Commentary: Legislative sleight-of-hand


Once again Californians have been snookered by our governing elites in the Blue, one-party state. The campaign to repeal SB 1, the gas tax, failed due to a combination of deliberate obfuscation by the California Secretary of State and the Attorney General when they changed the repeal measure (Proposition 6) from simply “repeal the gas tax” to saving roads and infrastructure. Voters sent a strong signal to Sacramento when they salvaged the gas tax, indicating that repairing and rebuilding California roads was their top priority. Just three months after the election Governor Newsom and the Democrat-controlled legislature has changed that priority in their 2019-20 budget by attaching conditions for communities to actually receive tax money to repair roads.

According to a League of California Cities analysis, “the Governor’s January budget states: Going forward, the state will strongly encourage jurisdictions to contribute to their fair share of the state’s housing supply by linking housing production to certain transportation funds and other applicable sources...The Administration will convene discussions with stakeholders…to assess the equitable path forward in linking transportation funding and other potential local government economic development tools to make progress toward required production goals.” In other words, the State will establish affordable/low-cost housing construction goals for local governments. If you don’t meet your quota you will have some or all of your gas taxes withheld by the State.

This isn’t the first time Progressive-Democrats have played a shell game with voters. We passed water bonds four years ago to build flood control and water storage infrastructure to prevent major flooding and to capture sufficient run-off to meet the state’s need for irrigation and drinking water during drought years. As usual, all the projects to protect fish habitat got authorized and funded but nary a single yard of concrete has been authorized to enhance our water supplies for agriculture or cities. In fact, not a single flood control project (out of six proposals) was authorized by the State water authorities despite the voters approving billions of dollars for that very specific purpose. The Democrat-controlled legislature has, however, mandated mandatory water rationing to be permanently in place, eventually reducing water limits to 55 gallons per day and less over time.

Regarding the low cost/affordable housing requirement, Atascadero has been in the forefront of SLO County cities for the last decade in the development of inclusionary housing.
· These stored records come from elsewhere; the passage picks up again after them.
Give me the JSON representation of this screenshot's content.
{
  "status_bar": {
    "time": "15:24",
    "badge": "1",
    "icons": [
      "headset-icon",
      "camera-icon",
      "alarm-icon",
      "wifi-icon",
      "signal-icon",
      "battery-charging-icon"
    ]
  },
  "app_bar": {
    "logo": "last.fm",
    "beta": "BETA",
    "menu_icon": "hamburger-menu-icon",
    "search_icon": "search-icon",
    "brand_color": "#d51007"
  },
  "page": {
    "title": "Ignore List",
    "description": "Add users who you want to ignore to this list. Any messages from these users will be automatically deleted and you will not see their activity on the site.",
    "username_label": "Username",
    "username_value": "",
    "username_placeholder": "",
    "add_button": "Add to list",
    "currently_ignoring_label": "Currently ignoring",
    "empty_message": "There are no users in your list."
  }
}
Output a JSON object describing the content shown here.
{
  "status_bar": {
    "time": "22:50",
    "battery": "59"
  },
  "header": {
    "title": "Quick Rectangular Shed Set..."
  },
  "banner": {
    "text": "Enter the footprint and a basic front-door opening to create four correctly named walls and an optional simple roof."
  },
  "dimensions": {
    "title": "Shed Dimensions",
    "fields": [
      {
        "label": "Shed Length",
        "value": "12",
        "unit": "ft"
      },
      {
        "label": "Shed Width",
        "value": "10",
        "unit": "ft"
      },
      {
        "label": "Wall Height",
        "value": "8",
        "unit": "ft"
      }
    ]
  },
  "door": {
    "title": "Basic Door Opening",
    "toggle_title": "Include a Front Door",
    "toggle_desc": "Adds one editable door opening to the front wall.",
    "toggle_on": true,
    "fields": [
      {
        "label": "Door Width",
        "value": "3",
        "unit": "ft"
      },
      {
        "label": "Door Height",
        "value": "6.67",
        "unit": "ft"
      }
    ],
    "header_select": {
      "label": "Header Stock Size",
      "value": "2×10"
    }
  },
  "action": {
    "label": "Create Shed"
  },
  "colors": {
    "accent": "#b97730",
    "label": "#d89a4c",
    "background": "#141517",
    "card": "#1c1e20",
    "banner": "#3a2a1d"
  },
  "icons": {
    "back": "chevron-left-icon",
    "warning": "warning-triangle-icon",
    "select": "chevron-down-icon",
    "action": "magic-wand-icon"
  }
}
Those units built in developments are not the urban blight type of projects that become sinkholes of crime and poverty but were seamlessly integrated into developments. One house might have high-end countertops, another has more modest features but from the outside, you really can’t tell one from the other. That’s important as when you integrate a community you get more homogenous values rather than “us versus them” types of ethnic or racially divided communities. The new State policies threaten that innovation and may very well force rural communities like Atascadero to adopt the failed urban “stack and pack” high-rise model for future affordable housing units. Zoning will become irrelevant as when a superior court judge recently threw out residential zoning rules for a southern California city, denying its citizens any local control over the character of their community. Atascadero may be further punished despite its housing success if the State adopts a quantitative approach over a per capita initiative. We may build more affordable units per capita for a small city but numerical quotas for housing units may permanently cause Atascadero to fall short, thus jeopardizing our access to proceeds from gas tax and other State transportation funds.
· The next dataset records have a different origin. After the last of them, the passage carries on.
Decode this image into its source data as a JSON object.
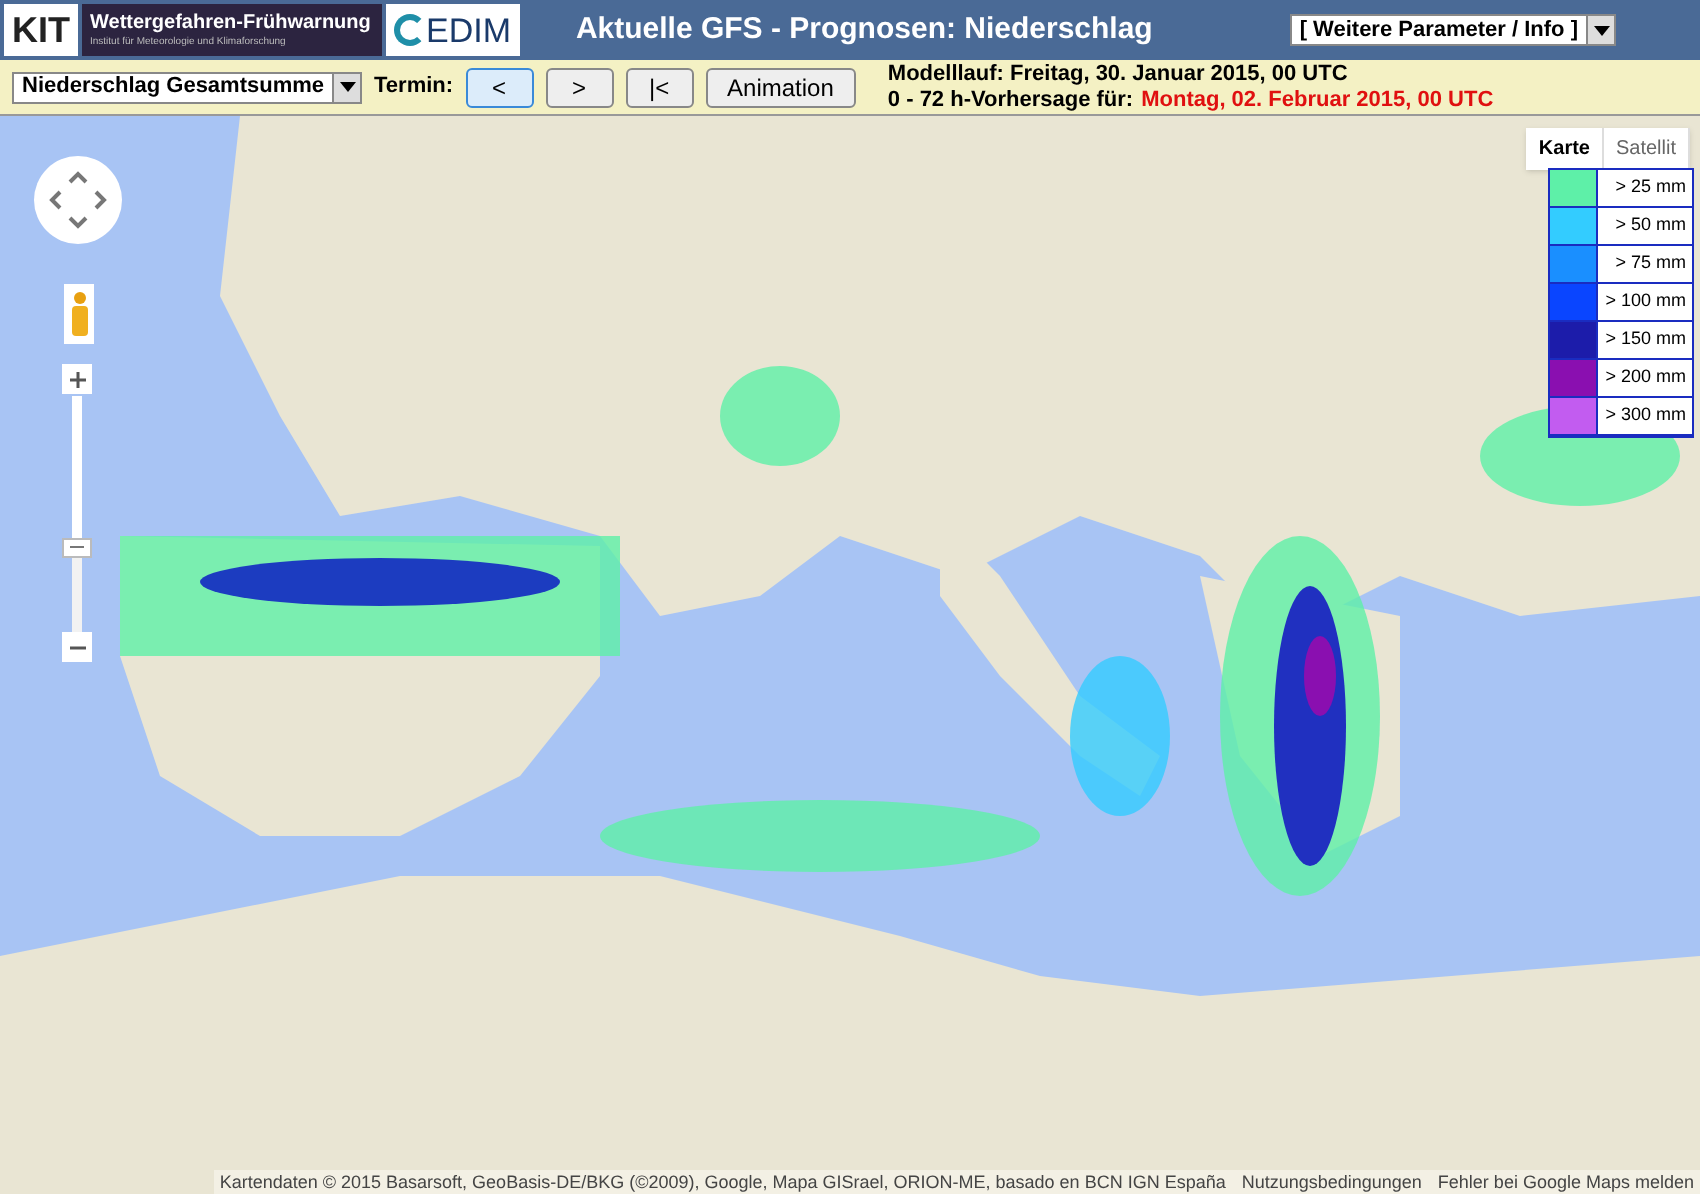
{
  "header": {
    "kit_logo": "KIT",
    "banner_title": "Wettergefahren-Frühwarnung",
    "banner_subtitle": "Institut für Meteorologie und Klimaforschung",
    "cedim_logo": "EDIM",
    "title": "Aktuelle GFS - Prognosen: Niederschlag",
    "menu": "[ Weitere Parameter / Info ]"
  },
  "toolbar": {
    "parameter": "Niederschlag Gesamtsumme",
    "termin_label": "Termin:",
    "buttons": [
      {
        "label": "<",
        "selected": true
      },
      {
        "label": ">",
        "selected": false
      },
      {
        "label": "|<",
        "selected": false
      },
      {
        "label": "Animation",
        "selected": false
      }
    ],
    "model_run": "Modelllauf: Freitag, 30. Januar 2015, 00 UTC",
    "forecast_label": "0 - 72 h-Vorhersage für:",
    "forecast_date": "Montag, 02. Februar 2015, 00 UTC"
  },
  "map": {
    "kind": "picture",
    "zoom": {
      "level": 0.36
    },
    "map_types": [
      {
        "label": "Karte",
        "selected": true
      },
      {
        "label": "Satellit",
        "selected": false
      }
    ],
    "legend": [
      {
        "label": "> 25 mm",
        "color": "#5ef0a8"
      },
      {
        "label": "> 50 mm",
        "color": "#33ccff"
      },
      {
        "label": "> 75 mm",
        "color": "#1a8fff"
      },
      {
        "label": "> 100 mm",
        "color": "#0a45ff"
      },
      {
        "label": "> 150 mm",
        "color": "#1c1caa"
      },
      {
        "label": "> 200 mm",
        "color": "#8a0fb0"
      },
      {
        "label": "> 300 mm",
        "color": "#c25cf0"
      }
    ],
    "attribution": "Kartendaten © 2015 Basarsoft, GeoBasis-DE/BKG (©2009), Google, Mapa GISrael, ORION-ME, basado en BCN IGN España",
    "links": [
      "Nutzungsbedingungen",
      "Fehler bei Google Maps melden"
    ]
  }
}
Atascadero has approximately 150 miles of roads, about half of which were designated to be city maintained at the time of incorporation, the remainder being the responsibility of local residents, a condition of development at the time their homes were constructed. Many of these roads, city maintained or not, are in disrepair, some critically. Attaching conditions after-the-fact to receive tax money citizens voluntarily supported in an election is a violation of trust and serves to undermine any goodwill the new governor may have received.

California’s regulatory state continues to grow unabated with many regulations, proposed or enacted taking an ever greater toll on the private citizen and businesses. The State’s war on PG & E, which filed for Chapter 11 bankruptcy this week, may result in unreliable electrical power generation during our prolonged dry/hot weather in summer and fall. I say this as PG & E is adopting a policy of brown-outs in areas prone to wildfire near transmission lines. Their liability for over 1700 wildfires has reduced the value of their stock to junk status, their CEO resigned last weekend and the State Attorney General may charge the company with murder for fire-related deaths. When high winds blow down a tree which falls into a powerline, bringing a line down and starting a fire, how much of that is an “Act of God” and how much is negligence? What is the public interest in keeping a reliable power supply, especially in a State with 40 million residents whose representatives have mandated the elimination of fossil fuel use in California between the years 2030 and 2045? Where will all the electrical power required for an expanding population and exponential increase in demand for electricity to power the computers, server farms, electrical power charging stations for electric cars and to supply energy for homes come from? Elections have consequences and California voters are about to find out exactly what they voted for last November.